Prompt engineering isn’t about writing the perfect instruction. It’s about writing instructions that survive contact with reality: model changes, access limits, and adversarial input.
Start with structure. Use chain-of-thought when the task requires reasoning. Pair negatives with positives. Set temperature to 0 for factual work. And when automated prompts aren’t cutting it, switch to conversational iteration.
The model will change again. Your prompts should be ready.
Frequently Asked Questions
Why does the same prompt give different results on different days?
OpenAI updates model snapshots regularly, and even within the same model family (like GPT-4), different versions can behave differently. Models are also non-deterministic by design – setting temperature to 0 reduces this, but doesn’t eliminate it entirely. If you need consistent behavior in production, pin your application to a specific model snapshot rather than using the default rolling version.

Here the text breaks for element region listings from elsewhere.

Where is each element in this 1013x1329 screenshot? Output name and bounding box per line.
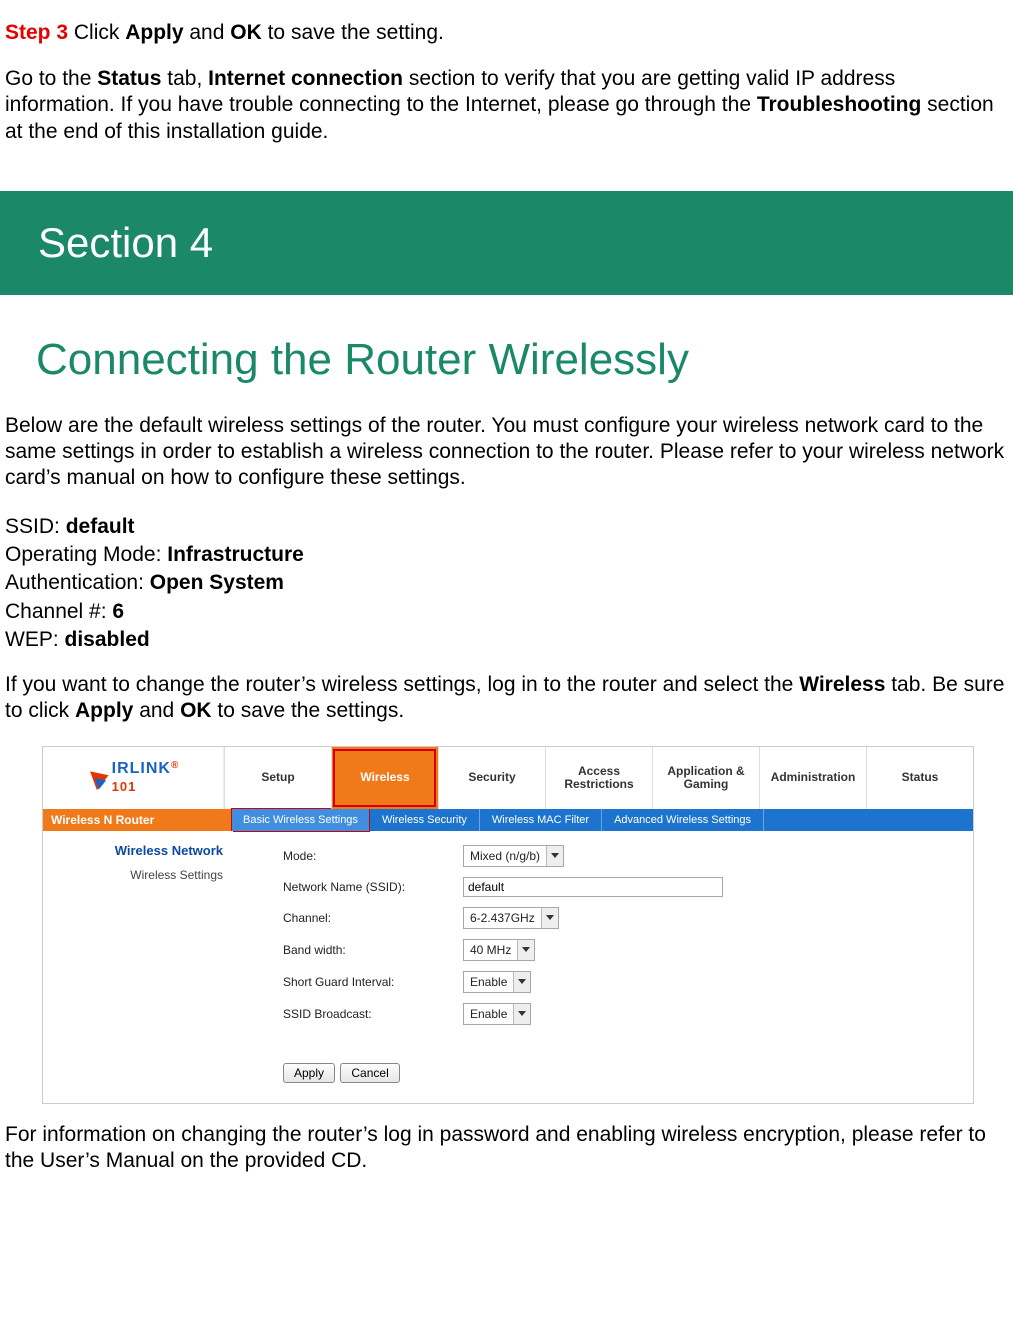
- select-ssid-broadcast[interactable]: Enable: [463, 1003, 531, 1025]
- chevron-down-icon: [513, 1004, 530, 1024]
- logo-icon: [90, 766, 112, 790]
- step3-label: Step 3: [5, 21, 68, 44]
- tab-administration[interactable]: Administration: [759, 747, 866, 809]
- select-sgi[interactable]: Enable: [463, 971, 531, 993]
- section-banner: Section 4: [0, 191, 1013, 295]
- wireless-form: Mode: Mixed (n/g/b) Network Name (SSID):…: [233, 831, 973, 1103]
- tab-app-gaming[interactable]: Application & Gaming: [652, 747, 759, 809]
- status-paragraph: Go to the Status tab, Internet connectio…: [0, 66, 1013, 145]
- tab-setup[interactable]: Setup: [224, 747, 331, 809]
- chevron-down-icon: [517, 940, 534, 960]
- chevron-down-icon: [513, 972, 530, 992]
- airlink-logo: IRLINK®101: [43, 747, 224, 809]
- main-tabs: Setup Wireless Security Access Restricti…: [224, 747, 973, 809]
- section-title: Connecting the Router Wirelessly: [0, 335, 1013, 385]
- label-ssid: Network Name (SSID):: [283, 880, 463, 894]
- chevron-down-icon: [546, 846, 563, 866]
- subtab-basic-wireless[interactable]: Basic Wireless Settings: [231, 808, 370, 832]
- label-bandwidth: Band width:: [283, 943, 463, 957]
- tab-security[interactable]: Security: [438, 747, 545, 809]
- tab-status[interactable]: Status: [866, 747, 973, 809]
- tab-access-restrictions[interactable]: Access Restrictions: [545, 747, 652, 809]
- subbar-title: Wireless N Router: [43, 809, 231, 831]
- select-bandwidth[interactable]: 40 MHz: [463, 939, 535, 961]
- router-ui-screenshot: IRLINK®101 Setup Wireless Security Acces…: [42, 746, 974, 1104]
- apply-button[interactable]: Apply: [283, 1063, 335, 1083]
- label-sgi: Short Guard Interval:: [283, 975, 463, 989]
- section-description: Below are the default wireless settings …: [0, 413, 1013, 492]
- label-channel: Channel:: [283, 911, 463, 925]
- subtab-advanced-wireless[interactable]: Advanced Wireless Settings: [602, 809, 764, 831]
- side-title: Wireless Network: [43, 843, 223, 858]
- step3-line: Step 3 Click Apply and OK to save the se…: [0, 21, 1013, 45]
- input-ssid[interactable]: [463, 877, 723, 897]
- side-label: Wireless Settings: [43, 868, 223, 882]
- cancel-button[interactable]: Cancel: [340, 1063, 399, 1083]
- subtab-mac-filter[interactable]: Wireless MAC Filter: [480, 809, 602, 831]
- sub-tabs: Basic Wireless Settings Wireless Securit…: [231, 809, 973, 831]
- logo-text: IRLINK®101: [112, 760, 180, 796]
- footer-paragraph: For information on changing the router’s…: [0, 1122, 1013, 1175]
- change-settings-paragraph: If you want to change the router’s wirel…: [0, 672, 1013, 725]
- subtab-wireless-security[interactable]: Wireless Security: [370, 809, 480, 831]
- label-ssid-broadcast: SSID Broadcast:: [283, 1007, 463, 1021]
- default-settings-list: SSID: default Operating Mode: Infrastruc…: [0, 513, 1013, 655]
- select-mode[interactable]: Mixed (n/g/b): [463, 845, 564, 867]
- select-channel[interactable]: 6-2.437GHz: [463, 907, 559, 929]
- tab-wireless[interactable]: Wireless: [331, 747, 438, 809]
- chevron-down-icon: [541, 908, 558, 928]
- label-mode: Mode:: [283, 849, 463, 863]
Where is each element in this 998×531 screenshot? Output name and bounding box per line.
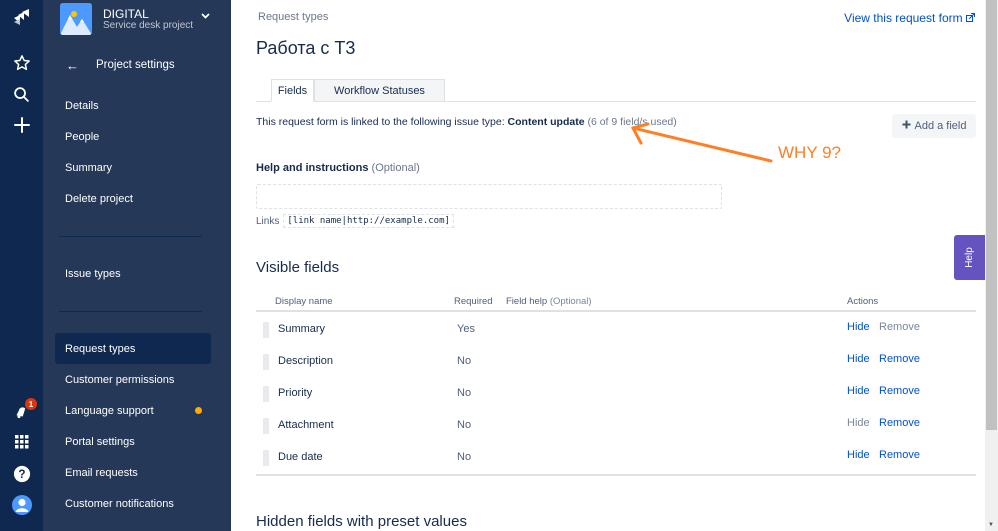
annotation-text: WHY 9? [778, 143, 841, 162]
annotation-arrowhead-top [631, 122, 650, 130]
annotation-arrow-line [631, 126, 773, 163]
annotation-arrow [631, 122, 773, 163]
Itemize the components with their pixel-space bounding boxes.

Can I prevent prompt injection attacks in my prompts?
No. OpenAI has stated that prompt injection is a structural problem that may never be fully solved. If you’re asking ChatGPT to process untrusted external content (webpages, documents from unknown sources), there’s always a risk that hidden commands in that content could override your instructions. The best defense is awareness: if output suddenly ignores your prompt after reading external content, assume injection may have occurred and verify the results manually.
What’s the difference between temperature and top_p settings?
Both control randomness, but in different ways. Temperature adjusts how “peaky” the probability distribution is – 0 means always pick the most likely word, higher values flatten the distribution. Top_p (nucleus sampling) caps the pool of options by probability mass. For most use cases, adjust temperature and leave top_p at 1. If you’re seeing too much repetition at low temperature, try lowering top_p instead. Don’t adjust both at once – it makes debugging harder.